Last summer, this bar inspired by the flamboyant Irish writer opened to much fanfare. For starters, it’s scandalously located in the former headquarters of New York City’s Bureau of Prohibition. Second, you’ll notice how endless the bar seems. (It clocks in at almost 119 feet, making it the longest bar in Manhattan.) Then there’s the extravagant design. Practically every inch and corner drips with luxurious accents, such as white Italian Carrara marble, stained glass, and vintage art. Thankfully, the signature cocktails (broken into two categories, Victorian and Prohibition) are as whimsical as their surroundings. The Prohibition Manhattan, for example, is a bracing blend of rye whisky, sweet vermouth, and bitters cheekily served in a tea cup – in true Prohibition fashion.
Belgian Beer Café
Opened in 2015, this spot boasts all the hallmarks of the best beer halls. Two floors with plenty of seating and tables ensure you’ll be able to nab a seat with friends. And no matter when you visit, you’ll always be greeted with a lively vibe. The Belgian brews on tap are consistently served at the intended temperature and in the appropriate glassware. As for the food? It pairs perfectly with all the beers. Moules frites – there’s five versions, from the traditional Marinières to the original spicy and cheesy Red Duvel – are a natural choice, but there’s plenty of heartier fare on deck as well, like the Carbonnades Flamandes (Belgian beef stew) and lemony seafood spaghetti.
Vin Sur Vingt
Even the most dedicated Francophile will flip for this cozy wine bar, tucked away in the heart of NoMad. The space is long, narrow, and kitted out in familiar Parisian style with its marble bar, red leather stools, ceiling fans, and lots of dark wood. As you’d imagine, the wine list skews heavily French, and unlike fellow bars that offer just a few by the glass, Vin Sur Vingt is known to pour up to a whopping 50 wines carefully sourced from regions like Bordeaux, Alsace, and Corsica. But if you don’t know what any of that means, no worries. The affable staff is more than happy to help educate you.

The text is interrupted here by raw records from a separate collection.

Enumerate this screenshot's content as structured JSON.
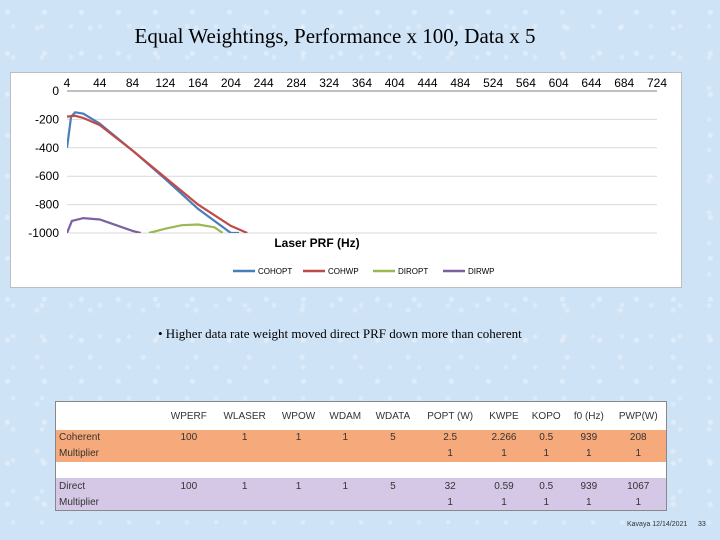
{
  "slide": {
    "title": "Equal Weightings, Performance x 100, Data x 5",
    "bullet": "• Higher data rate weight moved direct PRF down more than coherent"
  },
  "chart_data": {
    "type": "line",
    "xlabel": "Laser PRF (Hz)",
    "x_ticks": [
      4,
      44,
      84,
      124,
      164,
      204,
      244,
      284,
      324,
      364,
      404,
      444,
      484,
      524,
      564,
      604,
      644,
      684,
      724
    ],
    "y_ticks": [
      0,
      -200,
      -400,
      -600,
      -800,
      -1000
    ],
    "xlim": [
      4,
      724
    ],
    "ylim": [
      -1000,
      0
    ],
    "series": [
      {
        "name": "COHOPT",
        "color": "#4a7ebb",
        "x": [
          4,
          9,
          14,
          24,
          44,
          84,
          124,
          164,
          204,
          214
        ],
        "y": [
          -400,
          -180,
          -150,
          -160,
          -230,
          -420,
          -620,
          -830,
          -1000,
          -1000
        ]
      },
      {
        "name": "COHWP",
        "color": "#be4b48",
        "x": [
          4,
          14,
          24,
          44,
          84,
          124,
          164,
          204,
          224
        ],
        "y": [
          -180,
          -175,
          -190,
          -240,
          -420,
          -610,
          -800,
          -950,
          -1000
        ]
      },
      {
        "name": "DIROPT",
        "color": "#98b954",
        "x": [
          104,
          124,
          144,
          164,
          184,
          194
        ],
        "y": [
          -1000,
          -970,
          -945,
          -940,
          -960,
          -1000
        ]
      },
      {
        "name": "DIRWP",
        "color": "#7d60a0",
        "x": [
          4,
          10,
          24,
          44,
          64,
          84,
          94
        ],
        "y": [
          -1000,
          -915,
          -895,
          -905,
          -945,
          -985,
          -1000
        ]
      }
    ],
    "legend_position": "bottom",
    "grid": true
  },
  "table": {
    "headers": [
      "",
      "WPERF",
      "WLASER",
      "WPOW",
      "WDAM",
      "WDATA",
      "POPT (W)",
      "KWPE",
      "KOPO",
      "f0 (Hz)",
      "PWP(W)"
    ],
    "rows": [
      {
        "class": "coh",
        "cells": [
          "Coherent",
          "100",
          "1",
          "1",
          "1",
          "5",
          "2.5",
          "2.266",
          "0.5",
          "939",
          "208"
        ]
      },
      {
        "class": "coh",
        "cells": [
          "Multiplier",
          "",
          "",
          "",
          "",
          "",
          "1",
          "1",
          "1",
          "1",
          "1"
        ]
      },
      {
        "class": "spacer",
        "cells": [
          "",
          "",
          "",
          "",
          "",
          "",
          "",
          "",
          "",
          "",
          ""
        ]
      },
      {
        "class": "dir",
        "cells": [
          "Direct",
          "100",
          "1",
          "1",
          "1",
          "5",
          "32",
          "0.59",
          "0.5",
          "939",
          "1067"
        ]
      },
      {
        "class": "dir",
        "cells": [
          "Multiplier",
          "",
          "",
          "",
          "",
          "",
          "1",
          "1",
          "1",
          "1",
          "1"
        ]
      }
    ]
  },
  "footer": {
    "author_date": "Kavaya 12/14/2021",
    "page": "33"
  }
}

The speakeasy trend shows no signs of slowing, as evidenced by the buzzy opening of this basement lounge helmed by nightlife veterans Harrison Ginsberg and Nick Rolin earlier this year. But what’s most interesting about the concept is that is has two distinct personalities. Upstairs and during the day, it identifies as Patent Coffee, a cheerful nook doling out exceptional espressos and perfect pour-overs alongside pastries by Pain d’Avignon. Come evenings beginning at 5 pm, it morphs into Patent Pending, the 34-seat, dimly-lit den whipping up original libations like the best-selling Radio Waves, a spirited concoction of tequila, mezcal, rum, basil, and Thai chile. As you can imagine, this place gets packed quickly so reservations are a must.
Cannibal Liquor House
Located next to its sister restaurant (the meat-centric Cannibal, with which it shares a food menu), this spot enlists, as the name implies, a more drink-driven approach. The wine and cocktail selection may air on the short side, but it’s full of fun choices and even some shots. And though there’s lots of delicious snacks to graze on (like confit chicken wings, everything soft pretzels, and tuna tartare), don’t pass up the award-winning Cannibal Stacked Burger. Imagine two beef patties, melty gruyere, crispy bacon, and chili-spiked mayo piled high on a squishy sesame seed bun. Even better? You can score this mammoth crowd pleaser and an ice-cold Manhattan for $15 during happy hour.